Bagi Umat Islam, Al-Qur’an adalah kalam Allah yang
diwahyukan kepada Nabi Muhammad SAW, melalui malaikat jibril yang berlangsung
selama kurang lebih 23 tahun. Kitab suci ini merupakan petunjuk dalam kehidupan bagi
orang-orang bertakwa, bahkan seluruh manusia. Al-qur’an adalah pegangan dan sandaran utama
untuk mengetahui dalil-dalil dan hukum Syara’, karena itu Al-qur’an merupakan
aturan-aturan asasi, sumber dari segala sumber dan pokok dari segala pokok.[2]
Untuk itu, dalam konteks ini al-qur’an merupakan sumber hukum yang mutlak, sementara
hukum yang disebut sebagai fiqih merupakan sumber produk ijtihad yang terbatasi
oleh waktu dan tempat.
Terdapat
beberapa macam cara dari kalangan ulama
fiqh kontemporer dalam menyusun sejarah pembentukan dan pembinaan hukum (fiqh)

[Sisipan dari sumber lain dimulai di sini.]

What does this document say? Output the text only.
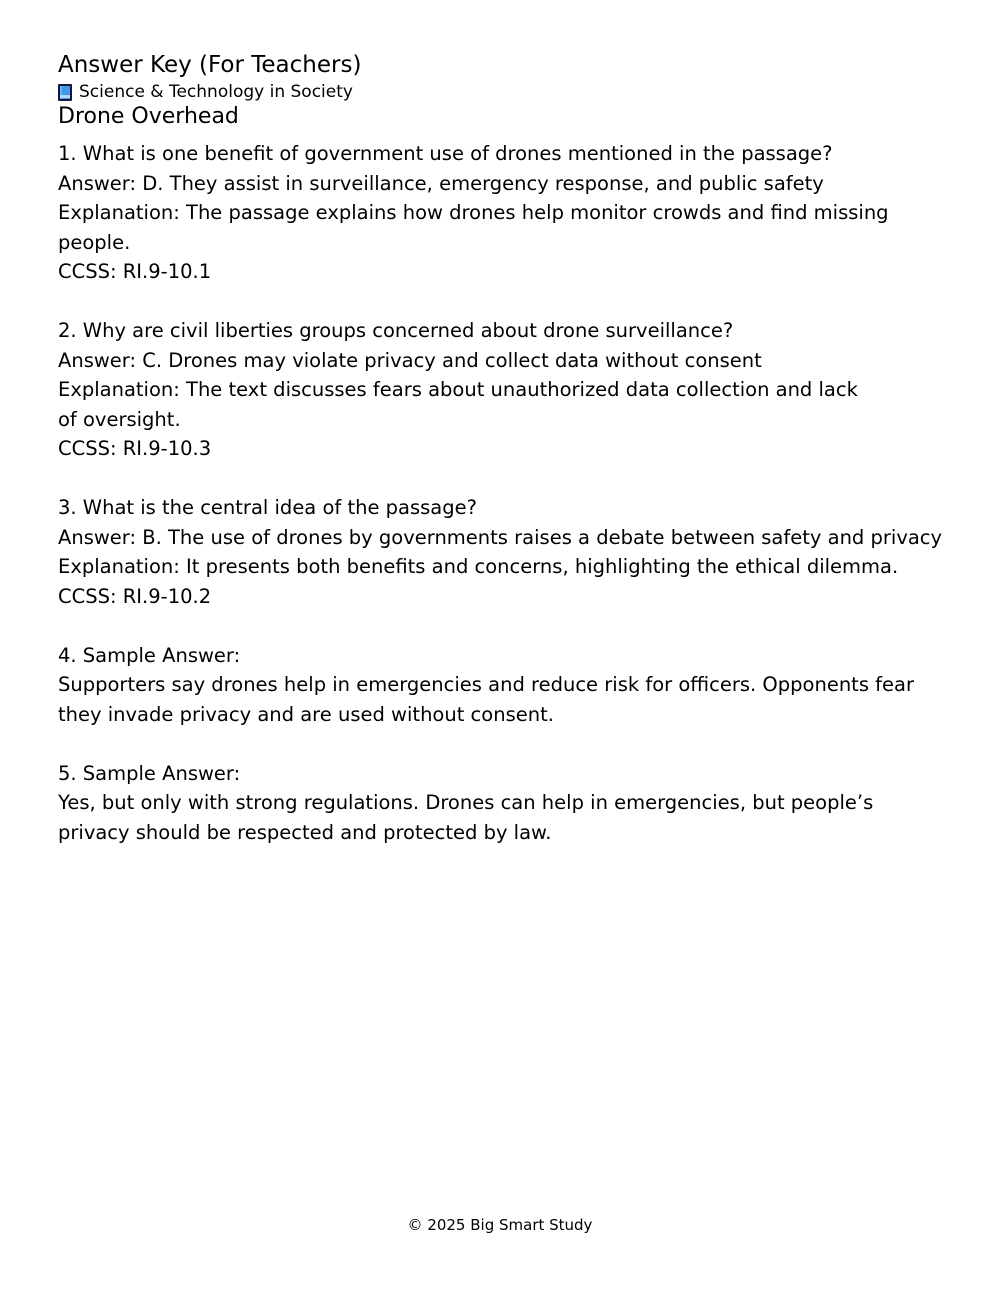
Answer Key (For Teachers)
Science & Technology in Society
Drone Overhead
1. What is one benefit of government use of drones mentioned in the passage?
Answer: D. They assist in surveillance, emergency response, and public safety
Explanation: The passage explains how drones help monitor crowds and find missing
people.
CCSS: RI.9-10.1
2. Why are civil liberties groups concerned about drone surveillance?
Answer: C. Drones may violate privacy and collect data without consent
Explanation: The text discusses fears about unauthorized data collection and lack
of oversight.
CCSS: RI.9-10.3
3. What is the central idea of the passage?
Answer: B. The use of drones by governments raises a debate between safety and privacy
Explanation: It presents both benefits and concerns, highlighting the ethical dilemma.
CCSS: RI.9-10.2
4. Sample Answer:
Supporters say drones help in emergencies and reduce risk for officers. Opponents fear
they invade privacy and are used without consent.
5. Sample Answer:
Yes, but only with strong regulations. Drones can help in emergencies, but people’s
privacy should be respected and protected by law.
© 2025 Big Smart Study
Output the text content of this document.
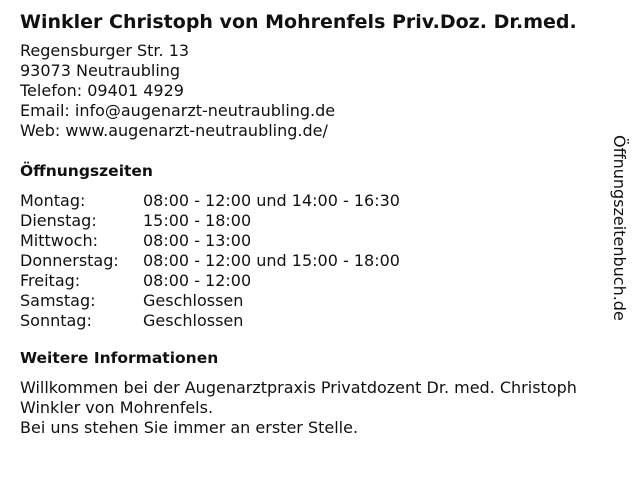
Winkler Christoph von Mohrenfels Priv.Doz. Dr.med.
Regensburger Str. 13
93073 Neutraubling
Telefon: 09401 4929
Email: info@augenarzt-neutraubling.de
Web: www.augenarzt-neutraubling.de/
Öffnungszeiten
Montag:	08:00 - 12:00 und 14:00 - 16:30
Dienstag:	15:00 - 18:00
Mittwoch:	08:00 - 13:00
Donnerstag:	08:00 - 12:00 und 15:00 - 18:00
Freitag:	08:00 - 12:00
Samstag:	Geschlossen
Sonntag:	Geschlossen
Weitere Informationen
Willkommen bei der Augenarztpraxis Privatdozent Dr. med. Christoph
Winkler von Mohrenfels.
Bei uns stehen Sie immer an erster Stelle.
Öffnungszeitenbuch.de
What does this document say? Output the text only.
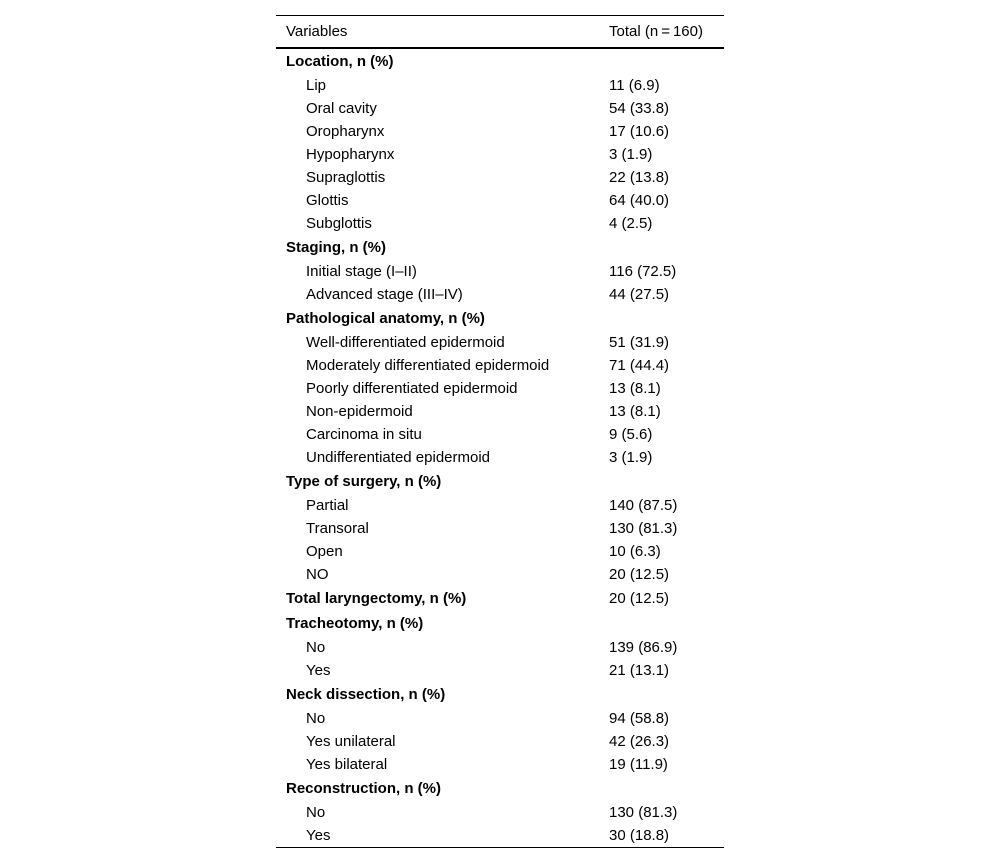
Variables	Total (n = 160)
Location, n (%)	
Lip	11 (6.9)
Oral cavity	54 (33.8)
Oropharynx	17 (10.6)
Hypopharynx	3 (1.9)
Supraglottis	22 (13.8)
Glottis	64 (40.0)
Subglottis	4 (2.5)
Staging, n (%)	
Initial stage (I–II)	116 (72.5)
Advanced stage (III–IV)	44 (27.5)
Pathological anatomy, n (%)	
Well-differentiated epidermoid	51 (31.9)
Moderately differentiated epidermoid	71 (44.4)
Poorly differentiated epidermoid	13 (8.1)
Non-epidermoid	13 (8.1)
Carcinoma in situ	9 (5.6)
Undifferentiated epidermoid	3 (1.9)
Type of surgery, n (%)	
Partial	140 (87.5)
Transoral	130 (81.3)
Open	10 (6.3)
NO	20 (12.5)
Total laryngectomy, n (%)	20 (12.5)
Tracheotomy, n (%)	
No	139 (86.9)
Yes	21 (13.1)
Neck dissection, n (%)	
No	94 (58.8)
Yes unilateral	42 (26.3)
Yes bilateral	19 (11.9)
Reconstruction, n (%)	
No	130 (81.3)
Yes	30 (18.8)
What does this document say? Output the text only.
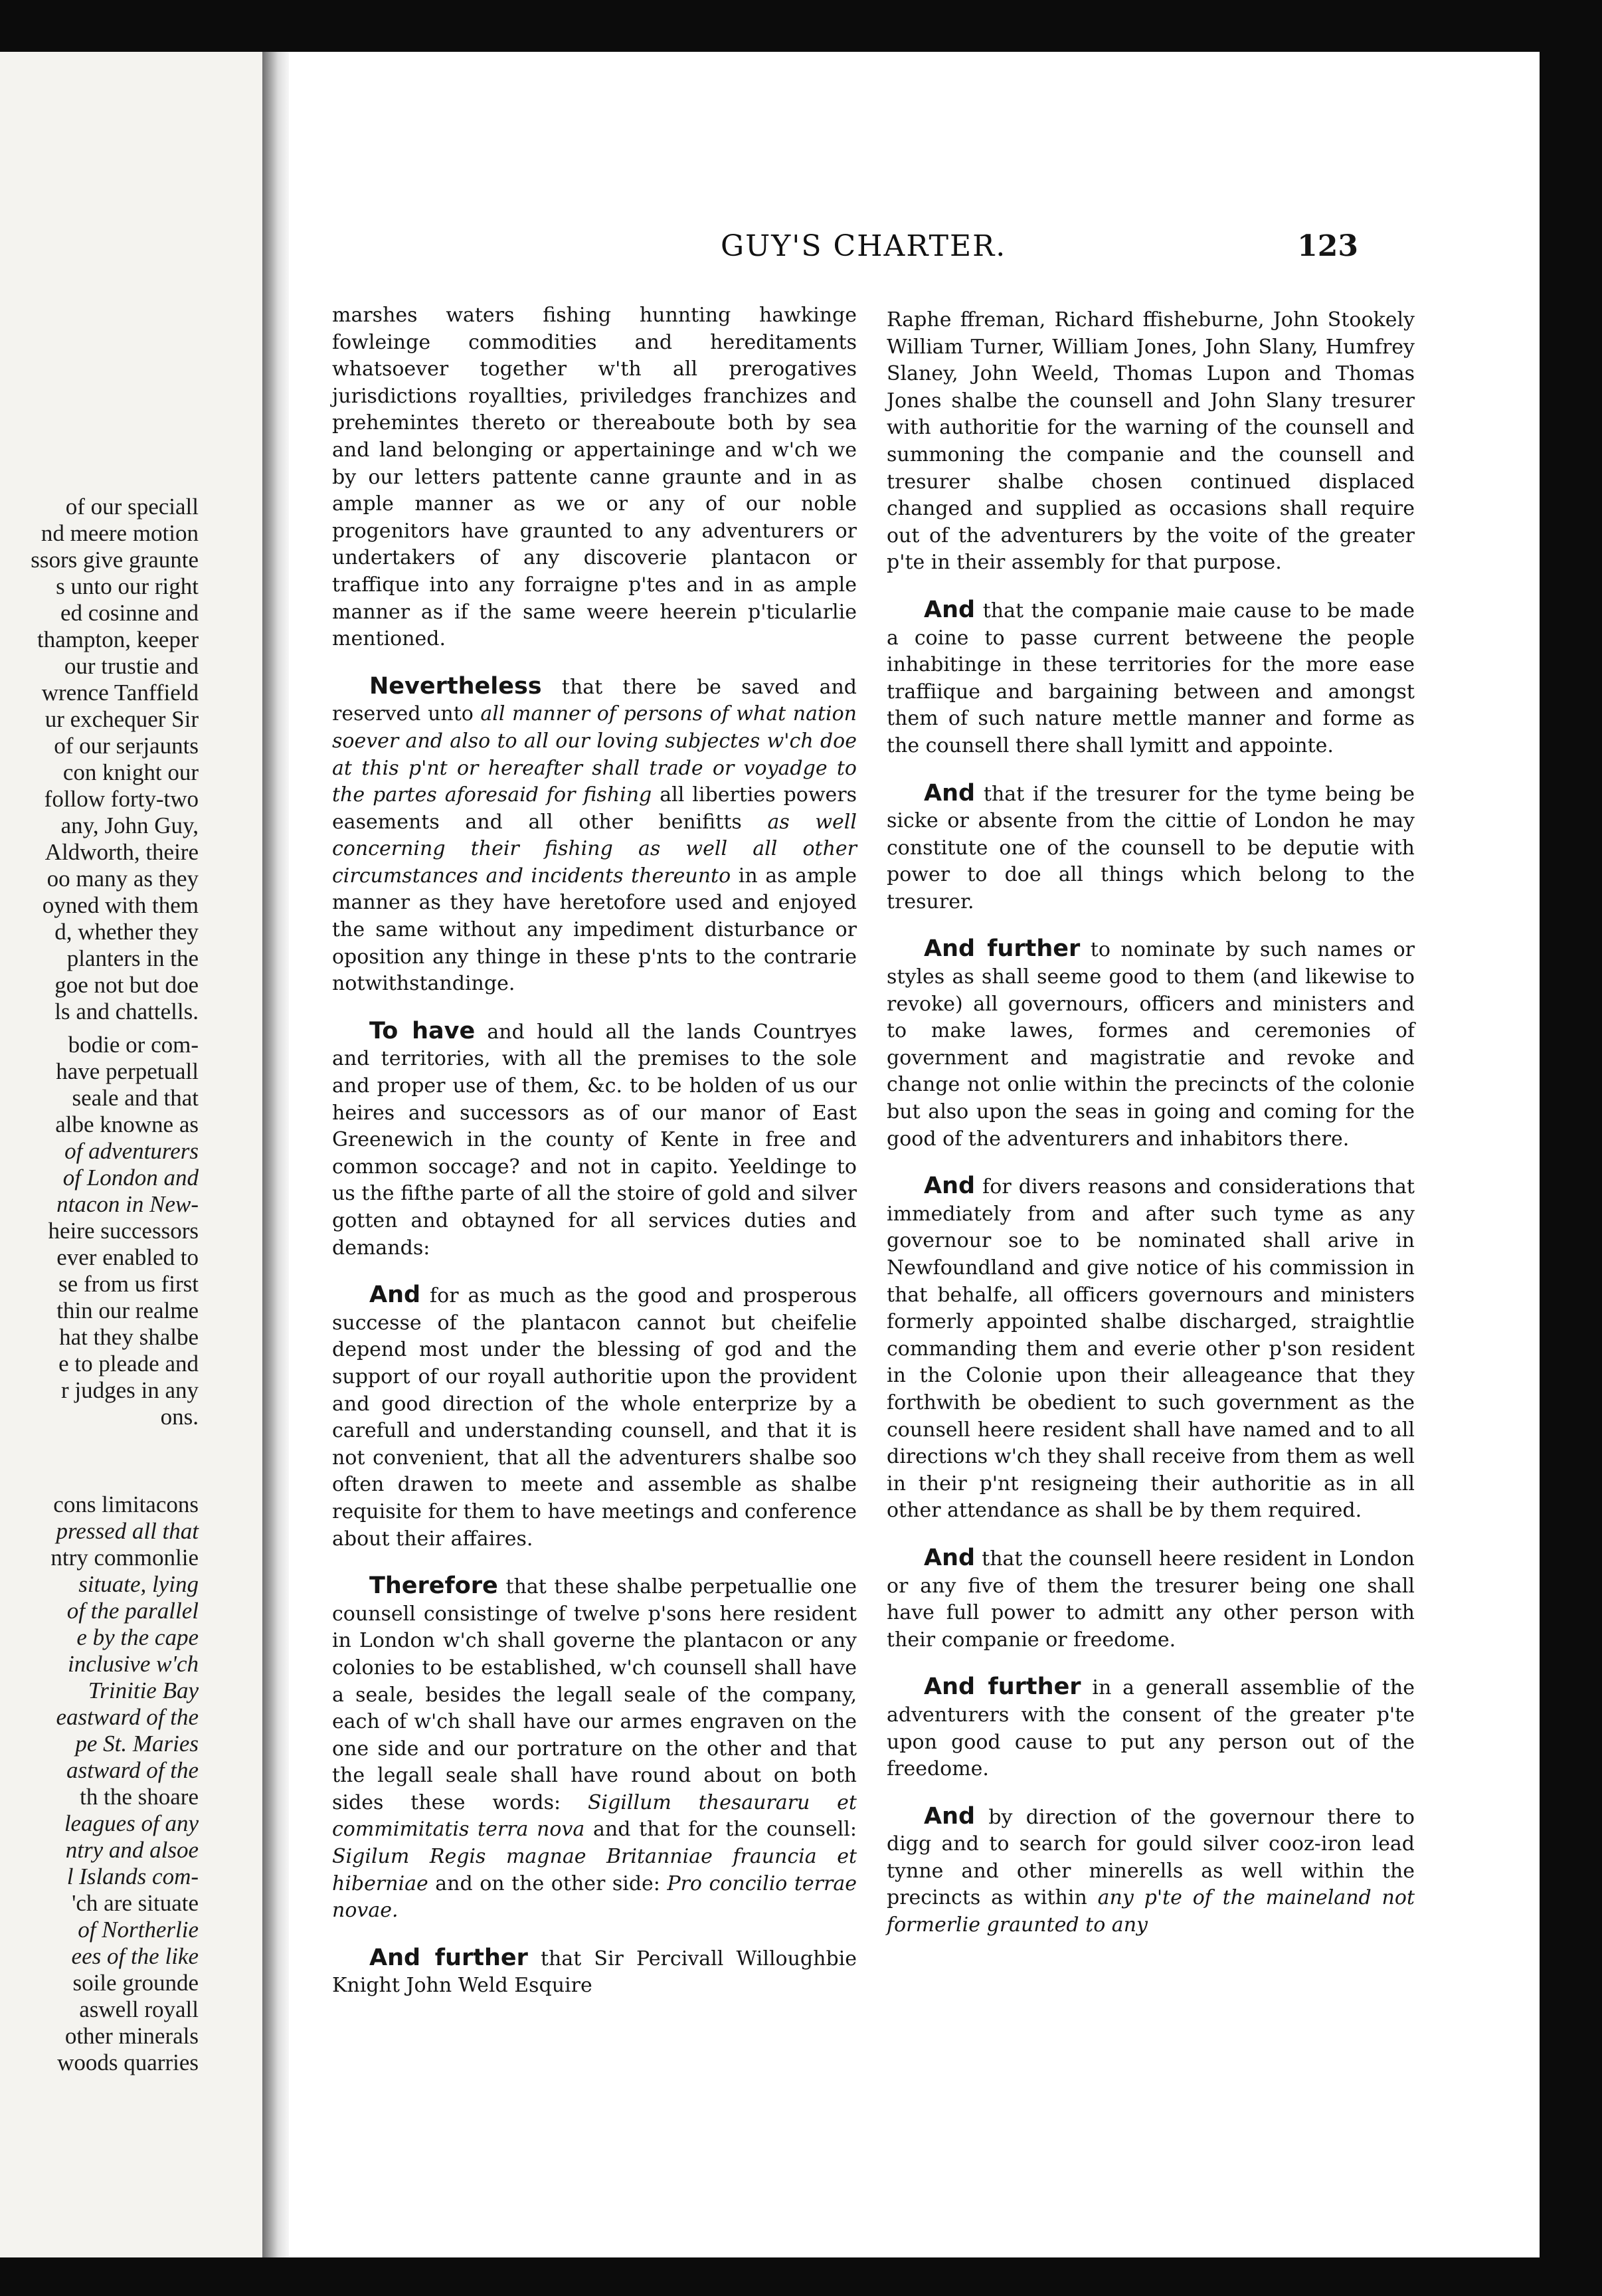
of our speciall
nd meere motion
ssors give graunte
s unto our right
ed cosinne and
thampton, keeper
our trustie and
wrence Tanffield
ur exchequer Sir
of our serjaunts
con knight our
follow forty-two
any, John Guy,
Aldworth, theire
oo many as they
oyned with them
d, whether they
planters in the
goe not but doe
ls and chattells.
bodie or com-
have perpetuall
seale and that
albe knowne as
of adventurers
of London and
ntacon in New-
heire successors
ever enabled to
se from us first
thin our realme
hat they shalbe
e to pleade and
r judges in any
ons.
cons limitacons
pressed all that
ntry commonlie
situate, lying
of the parallel
e by the cape
inclusive w'ch
Trinitie Bay
eastward of the
pe St. Maries
astward of the
th the shoare
leagues of any
ntry and alsoe
l Islands com-
'ch are situate
of Northerlie
ees of the like
soile grounde
aswell royall
other minerals
woods quarries
GUY'S CHARTER.	123

marshes waters fishing hunnting hawkinge fowleinge commodities and hereditaments whatsoever together w'th all prerogatives jurisdictions royallties, priviledges franchizes and prehemintes thereto or thereaboute both by sea and land belonging or appertaininge and w'ch we by our letters pattente canne graunte and in as ample manner as we or any of our noble progenitors have graunted to any adventurers or undertakers of any discoverie plantacon or traffique into any forraigne p'tes and in as ample manner as if the same weere heerein p'ticularlie mentioned.

Nevertheless that there be saved and reserved unto all manner of persons of what nation soever and also to all our loving subjectes w'ch doe at this p'nt or hereafter shall trade or voyadge to the partes aforesaid for fishing all liberties powers easements and all other benifitts as well concerning their fishing as well all other circumstances and incidents thereunto in as ample manner as they have heretofore used and enjoyed the same without any impediment disturbance or oposition any thinge in these p'nts to the contrarie notwithstandinge.

To have and hould all the lands Countryes and territories, with all the premises to the sole and proper use of them, &c. to be holden of us our heires and successors as of our manor of East Greenewich in the county of Kente in free and common soccage? and not in capito. Yeeldinge to us the fifthe parte of all the stoire of gold and silver gotten and obtayned for all services duties and demands:

And for as much as the good and prosperous successe of the plantacon cannot but cheifelie depend most under the blessing of god and the support of our royall authoritie upon the provident and good direction of the whole enterprize by a carefull and understanding counsell, and that it is not convenient, that all the adventurers shalbe soo often drawen to meete and assemble as shalbe requisite for them to have meetings and conference about their affaires.

Therefore that these shalbe perpetuallie one counsell consistinge of twelve p'sons here resident in London w'ch shall governe the plantacon or any colonies to be established, w'ch counsell shall have a seale, besides the legall seale of the company, each of w'ch shall have our armes engraven on the one side and our portrature on the other and that the legall seale shall have round about on both sides these words: Sigillum thesauraru et commimitatis terra nova and that for the counsell: Sigilum Regis magnae Britanniae frauncia et hiberniae and on the other side: Pro concilio terrae novae.

And further that Sir Percivall Willoughbie Knight John Weld Esquire

Raphe ffreman, Richard ffisheburne, John Stookely William Turner, William Jones, John Slany, Humfrey Slaney, John Weeld, Thomas Lupon and Thomas Jones shalbe the counsell and John Slany tresurer with authoritie for the warning of the counsell and summoning the companie and the counsell and tresurer shalbe chosen continued displaced changed and supplied as occasions shall require out of the adventurers by the voite of the greater p'te in their assembly for that purpose.

And that the companie maie cause to be made a coine to passe current betweene the people inhabitinge in these territories for the more ease traffiique and bargaining between and amongst them of such nature mettle manner and forme as the counsell there shall lymitt and appointe.

And that if the tresurer for the tyme being be sicke or absente from the cittie of London he may constitute one of the counsell to be deputie with power to doe all things which belong to the tresurer.

And further to nominate by such names or styles as shall seeme good to them (and likewise to revoke) all governours, officers and ministers and to make lawes, formes and ceremonies of government and magistratie and revoke and change not onlie within the precincts of the colonie but also upon the seas in going and coming for the good of the adventurers and inhabitors there.

And for divers reasons and considerations that immediately from and after such tyme as any governour soe to be nominated shall arive in Newfoundland and give notice of his commission in that behalfe, all officers governours and ministers formerly appointed shalbe discharged, straightlie commanding them and everie other p'son resident in the Colonie upon their alleageance that they forthwith be obedient to such government as the counsell heere resident shall have named and to all directions w'ch they shall receive from them as well in their p'nt resigneing their authoritie as in all other attendance as shall be by them required.

And that the counsell heere resident in London or any five of them the tresurer being one shall have full power to admitt any other person with their companie or freedome.

And further in a generall assemblie of the adventurers with the consent of the greater p'te upon good cause to put any person out of the freedome.

And by direction of the governour there to digg and to search for gould silver cooz-iron lead tynne and other minerells as well within the precincts as within any p'te of the maineland not formerlie graunted to any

Islam. yang pertama, menurut Syekh Muhammad Khudari Bek (mantan dosen Universitas
Cairo). Dalam bukunya yang berjudul Tarikh At-Tasyri’ Al-Islamy
(Sejarah Pembentukan Hukum Islam), Ia membagi masa pembentukan hukum Islam
dalam enam periode, yaitu:
1. Periode awal, sejak Muhammad
bin Abdullah diangkat menjadi Rasul.
2.
Periode para sahabat besar (Khulafa’ Ur-Rasyidiin)
3.
Periode tabi’in.
4.
Periode awal abad ke-2 H sampai pertengahan abad ke-4 H.
5.
Periode pertengahan abad ke-4 H sampai periode jatuhnya
Baghdad
Dan yang kedua, menurut Mustafa
Ahmad Az-Zarqa (guru besar fiqh Islam Universitas Amman, Yordania). Dalam bukunya, Al-Mudkhal Al-Fiqhi Al-‘Amm (Pengantar Umum fiqh Islam), ia membagi periodisasi pembentukan dan pembinaan hukum
Islam dalam tujuh periode, Ia setuju dengan pembagian Syekh Khudari Bek sampai
periode kelima, tetapi ia membagi periode keenam
(periode menurut Syekh Khudari Bek) menjadi dua
bagian, yaitu:
1. Periode sejak pertengahan
abad ke-7 H sampai munculnya Majalah al-Ahkam al-‘Adliyyah (Hukum Perdata
Kerajaan Turki Usmani) pada tahun 1286 H,
2. Periode sejak munculnya
Majalah al-Ahkam al-‘Adliyyah sampai sekarang.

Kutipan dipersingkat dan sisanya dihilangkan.